Renzo pursued his way deliberately and easily, as all he cared for was to reach the vicinity of Milan that day, so that he might enter next morning early, and immediately begin his search. The journey was performed without accident; nor was there anything which particularly attracted his attention, except the usual spectacles of misery and sorrow. He stopped in due time, as he had done the day before, in a grove, to refresh himself and take breath. Passing through Monza, before an open shop where bread was displayed for sale, he asked for two loaves, that he might not be totally unprovided for under any circumstances. The shopkeeper, beckoning to him not to enter, held out to him, on a little shove, a small basin containing vinegar and water, into which he desired him to drop the money in payment; he did so; and then the two loaves were handed out to him, one after another, with a pair of tongs, and deposited by Renzo one in each pocket.

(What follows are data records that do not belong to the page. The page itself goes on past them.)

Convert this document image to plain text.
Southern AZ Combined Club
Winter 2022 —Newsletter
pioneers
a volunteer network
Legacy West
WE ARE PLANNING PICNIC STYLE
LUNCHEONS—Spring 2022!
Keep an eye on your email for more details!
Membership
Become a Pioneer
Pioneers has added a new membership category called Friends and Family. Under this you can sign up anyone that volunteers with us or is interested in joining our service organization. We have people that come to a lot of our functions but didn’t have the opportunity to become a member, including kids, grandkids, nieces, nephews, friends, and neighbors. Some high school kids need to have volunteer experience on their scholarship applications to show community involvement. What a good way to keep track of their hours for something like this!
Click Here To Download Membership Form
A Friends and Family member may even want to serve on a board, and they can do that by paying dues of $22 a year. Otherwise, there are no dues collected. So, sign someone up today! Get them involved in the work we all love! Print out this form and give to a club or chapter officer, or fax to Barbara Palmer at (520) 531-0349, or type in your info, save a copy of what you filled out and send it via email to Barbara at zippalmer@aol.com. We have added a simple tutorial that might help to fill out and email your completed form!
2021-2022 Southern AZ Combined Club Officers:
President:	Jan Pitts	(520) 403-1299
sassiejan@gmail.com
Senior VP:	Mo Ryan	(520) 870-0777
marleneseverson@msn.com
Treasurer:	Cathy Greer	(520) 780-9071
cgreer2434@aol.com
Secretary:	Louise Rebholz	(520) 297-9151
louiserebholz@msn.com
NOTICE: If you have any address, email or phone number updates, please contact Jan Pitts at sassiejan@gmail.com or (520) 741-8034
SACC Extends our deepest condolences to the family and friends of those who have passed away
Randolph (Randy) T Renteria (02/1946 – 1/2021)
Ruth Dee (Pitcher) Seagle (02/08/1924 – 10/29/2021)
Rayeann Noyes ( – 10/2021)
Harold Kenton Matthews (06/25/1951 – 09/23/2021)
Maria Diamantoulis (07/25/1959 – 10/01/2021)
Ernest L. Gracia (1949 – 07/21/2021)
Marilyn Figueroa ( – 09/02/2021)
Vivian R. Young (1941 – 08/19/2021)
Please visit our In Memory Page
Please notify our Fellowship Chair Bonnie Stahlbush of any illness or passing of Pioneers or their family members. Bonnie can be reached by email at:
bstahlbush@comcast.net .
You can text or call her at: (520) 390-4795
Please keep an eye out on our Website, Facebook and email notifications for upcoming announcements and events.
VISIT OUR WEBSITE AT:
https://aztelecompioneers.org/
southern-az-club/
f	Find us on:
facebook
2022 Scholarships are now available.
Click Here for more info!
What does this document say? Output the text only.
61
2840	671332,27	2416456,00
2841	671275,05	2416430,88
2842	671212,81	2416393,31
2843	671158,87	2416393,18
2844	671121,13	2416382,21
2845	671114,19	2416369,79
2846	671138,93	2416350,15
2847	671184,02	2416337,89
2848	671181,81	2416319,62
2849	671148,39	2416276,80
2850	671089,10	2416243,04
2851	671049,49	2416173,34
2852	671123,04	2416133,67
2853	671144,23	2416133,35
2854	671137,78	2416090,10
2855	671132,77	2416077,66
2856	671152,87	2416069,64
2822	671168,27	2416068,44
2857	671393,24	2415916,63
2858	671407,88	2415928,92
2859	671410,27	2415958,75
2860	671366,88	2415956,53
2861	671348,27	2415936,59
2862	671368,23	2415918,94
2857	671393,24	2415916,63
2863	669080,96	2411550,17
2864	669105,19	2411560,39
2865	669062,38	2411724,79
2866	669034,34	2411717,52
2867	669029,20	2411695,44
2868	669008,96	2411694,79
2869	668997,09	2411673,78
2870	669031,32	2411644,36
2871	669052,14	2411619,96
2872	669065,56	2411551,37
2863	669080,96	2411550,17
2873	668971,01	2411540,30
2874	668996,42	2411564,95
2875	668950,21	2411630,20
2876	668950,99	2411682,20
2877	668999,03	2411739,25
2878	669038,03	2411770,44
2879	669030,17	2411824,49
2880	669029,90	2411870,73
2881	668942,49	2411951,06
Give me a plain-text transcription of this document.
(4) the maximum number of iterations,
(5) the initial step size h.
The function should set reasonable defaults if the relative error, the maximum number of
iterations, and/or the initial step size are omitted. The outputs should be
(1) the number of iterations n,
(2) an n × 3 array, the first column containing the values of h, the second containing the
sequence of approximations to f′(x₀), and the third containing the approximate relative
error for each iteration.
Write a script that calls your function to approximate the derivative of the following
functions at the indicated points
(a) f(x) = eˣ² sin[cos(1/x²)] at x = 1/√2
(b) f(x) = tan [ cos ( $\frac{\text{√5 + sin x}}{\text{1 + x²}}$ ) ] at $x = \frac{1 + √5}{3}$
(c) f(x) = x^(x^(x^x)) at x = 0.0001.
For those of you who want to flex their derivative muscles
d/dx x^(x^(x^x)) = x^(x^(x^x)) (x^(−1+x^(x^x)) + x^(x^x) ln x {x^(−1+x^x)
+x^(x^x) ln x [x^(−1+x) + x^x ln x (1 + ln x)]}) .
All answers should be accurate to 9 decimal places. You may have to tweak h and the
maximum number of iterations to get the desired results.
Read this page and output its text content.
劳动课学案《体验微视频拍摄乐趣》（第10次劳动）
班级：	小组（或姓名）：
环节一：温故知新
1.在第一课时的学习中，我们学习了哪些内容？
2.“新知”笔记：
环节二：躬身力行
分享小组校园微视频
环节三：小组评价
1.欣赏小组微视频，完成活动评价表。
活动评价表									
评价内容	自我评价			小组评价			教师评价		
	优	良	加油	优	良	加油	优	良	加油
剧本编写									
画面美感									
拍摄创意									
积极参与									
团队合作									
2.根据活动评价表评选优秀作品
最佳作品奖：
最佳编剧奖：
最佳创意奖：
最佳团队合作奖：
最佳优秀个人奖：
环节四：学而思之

Towards evening he arrived at Greco, without, however, knowing its name; but, by the help of some little recollection of the places which he retained from his former journey, and his calculation of the distance he had already come from Monza, he guessed that he must be tolerably near the city, and therefore left the high-road and turned into the fields in search of some cascinotto, where he might pass the night; for with inns he was determined not to meddle. He found more than he looked for: for seeing a gap in a hedge which surrounded the yard of a cow-house, he resolved at any rate to enter. No one was there: he saw in one corner a large shed with hay piled up beneath it, and against this a ladder was reared; he once more looked round, and then, mounting at a venture, laid himself down to pass the night there, and quickly fell asleep, not to awake till morning. When he awoke he crawled towards the edge of this great bed, put his head out, and seeing no one, descended as he had gone up, went out where he had come in, pursued his way through little by-paths, taking the cathedral for his polar star; and, after a short walk, came out under the walls of Milan, between the Porta Orientale and the Porta Nuova, and rather nearer to the latter.